L’organizzazione del lavoro risente di tutto ciò. E la ricerca della Fondazione Di Vittorio attesta come quel po’ di occupazione femminile che si è registrata negli ultimi mesi si concentri soprattutto nel terziario e nei servizi, mentre arretra nelle professioni e tra i dirigenti: “Osservando la distribuzione delle donne occupate dipendenti nei primi tre gruppi professionali (dirigenti, professioni intellettuali e scientifiche, professioni tecniche intermedie) si nota come queste, dal 2008 al 2021, in Italia si siano complessivamente ridotte sia in termini assoluti (di circa -200 mila unità) che di peso percentuale (dal 38,5 al 33,9%) mentre nell’Eurozona siano cresciute del 6% (dal 39,2 al 45,2%). Nel caso italiano si registra un aumento del 9% (dal 37,4 al 46,5%) della quota di occupate dipendenti nelle professioni del terziario (ufficio, commercio e servizi) mentre nell’Eurozona si osserva una diminuzione dl 2,1%, dal 40,3 al 38,3%.
Riflettono ancora Scacchetti e Camusso: “Se da una parte cresce l’occupazione delle donne nei settori del terziario, dall’altra si riduce nei primi tre grandi gruppi professionali, ossia quelli dei dirigenti, delle professioni intellettuali e scientifiche e delle professioni tecniche. Per quanto riguarda i salari l’indagine conferma, e se possibile aggrava, il gap di genere che da sempre caratterizza la nostra economia. Part-time involontario, sotto inquadramento, addensamenti più elevati nelle qualifiche più basse costituiscono l’indice di un problema strutturale che ancora fa del reddito e dell'occupazione femminile una questione di minore importanza”.

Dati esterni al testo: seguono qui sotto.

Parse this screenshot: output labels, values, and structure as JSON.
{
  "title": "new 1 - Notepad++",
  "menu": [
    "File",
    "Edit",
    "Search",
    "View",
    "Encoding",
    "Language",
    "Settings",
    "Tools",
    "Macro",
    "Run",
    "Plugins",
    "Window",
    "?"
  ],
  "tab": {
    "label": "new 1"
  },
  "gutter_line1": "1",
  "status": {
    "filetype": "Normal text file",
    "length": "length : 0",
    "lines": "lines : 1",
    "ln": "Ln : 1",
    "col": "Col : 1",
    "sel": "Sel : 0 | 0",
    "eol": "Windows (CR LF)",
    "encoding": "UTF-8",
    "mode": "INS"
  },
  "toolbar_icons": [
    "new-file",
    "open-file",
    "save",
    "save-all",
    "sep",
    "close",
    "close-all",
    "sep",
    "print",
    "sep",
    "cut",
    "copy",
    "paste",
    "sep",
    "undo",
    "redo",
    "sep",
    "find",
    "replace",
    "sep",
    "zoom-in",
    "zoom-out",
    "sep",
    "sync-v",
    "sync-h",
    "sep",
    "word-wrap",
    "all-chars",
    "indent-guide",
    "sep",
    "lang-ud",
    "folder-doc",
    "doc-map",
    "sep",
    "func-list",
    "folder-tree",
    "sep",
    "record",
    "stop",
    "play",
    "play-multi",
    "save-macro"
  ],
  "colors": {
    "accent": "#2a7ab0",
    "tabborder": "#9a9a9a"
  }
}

In questo 8 marzo esiste un ulteriore elemento di preoccupazione. Lo ha evidenziato Valentina Cardinali, responsabile della struttura mercato del lavoro dell’Inapp (Istituto nazionale per l’analisi delle politiche pubbliche) in un articolo pubblicato su lavoce.info. Il Pnrr dovrebbe riservare una quota del 30% alle donne dei posti di lavoro che attraverso bandi e progetti per l’attuazione delle Missioni si creeranno. È giusto usare il condizionale perché, sottolinea Cardinali, il decreto per la governance del Pnrr pubblicato in Gazzetta Ufficiale prevede che le stazioni appaltanti possano utilizzare una serie di deroghe alla clausola del 30%: “La deroga totale avviene nei casi in cui l’oggetto del contratto, la tipologia o la natura del progetto o altri elementi puntualmente indicati dalla stazione appaltante rendono la clausola impossibile o contrastante con obiettivi di universalità e socialità, efficienza, economicità e qualità del servizio, nonché di ottimale impiego delle risorse pubbliche”. E così il gioco è fatto. Il rischio è infatti una cristallizzazione del mercato del lavoro attuale anche nelle quote di occupazione che si creeranno grazie al Pnrr.

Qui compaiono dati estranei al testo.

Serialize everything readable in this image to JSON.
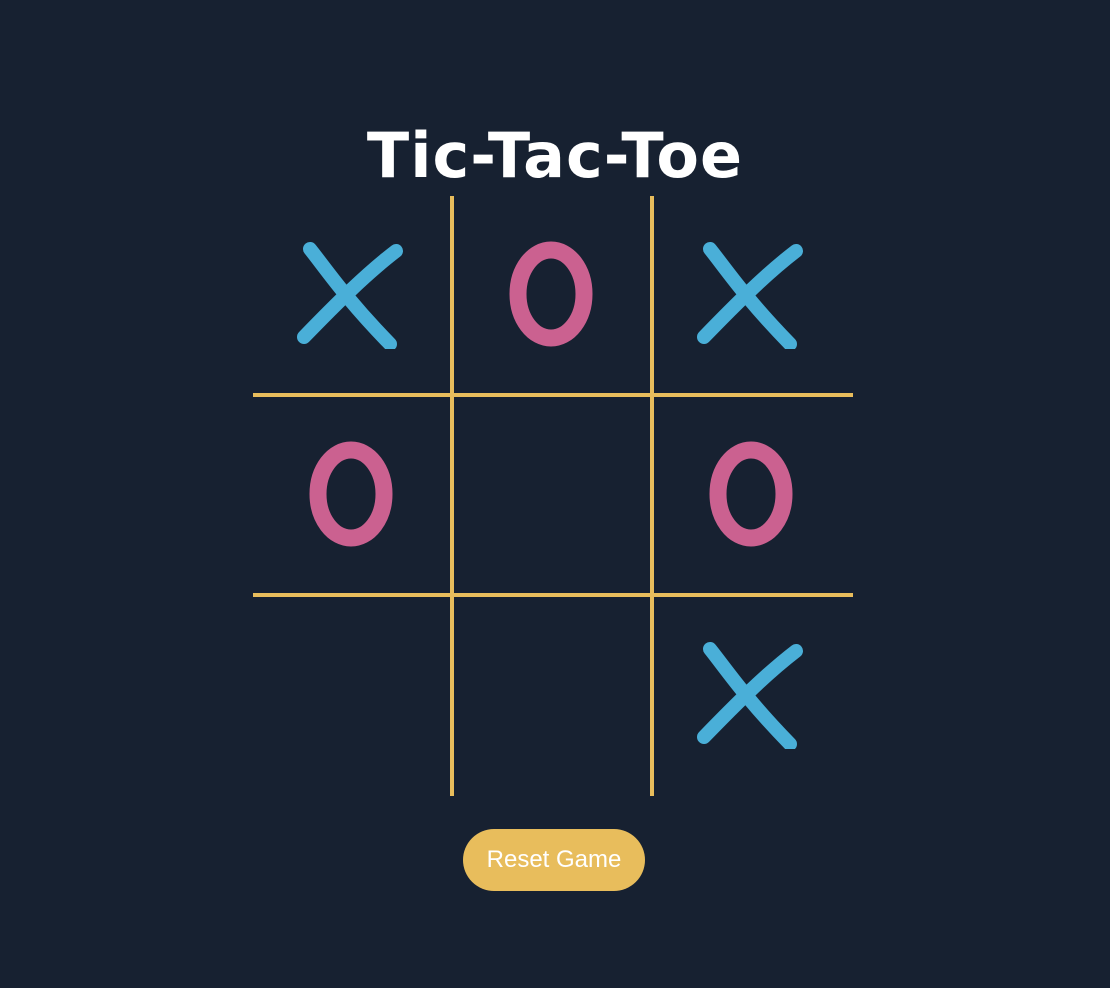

E allora fanno bene Scacchetti e Camusso ad affermare che "per strutturare una diversa cultura del lavoro delle donne nel nostro Paese sono indispensabili un piano straordinario per l’occupazione a partire dai settori pubblici, investimenti in welfare, misure che aiutino la condivisione del lavoro di cura che oggi grava ancora sulle sole donne, il contrasto alla precarietà e la crescita dei salari”.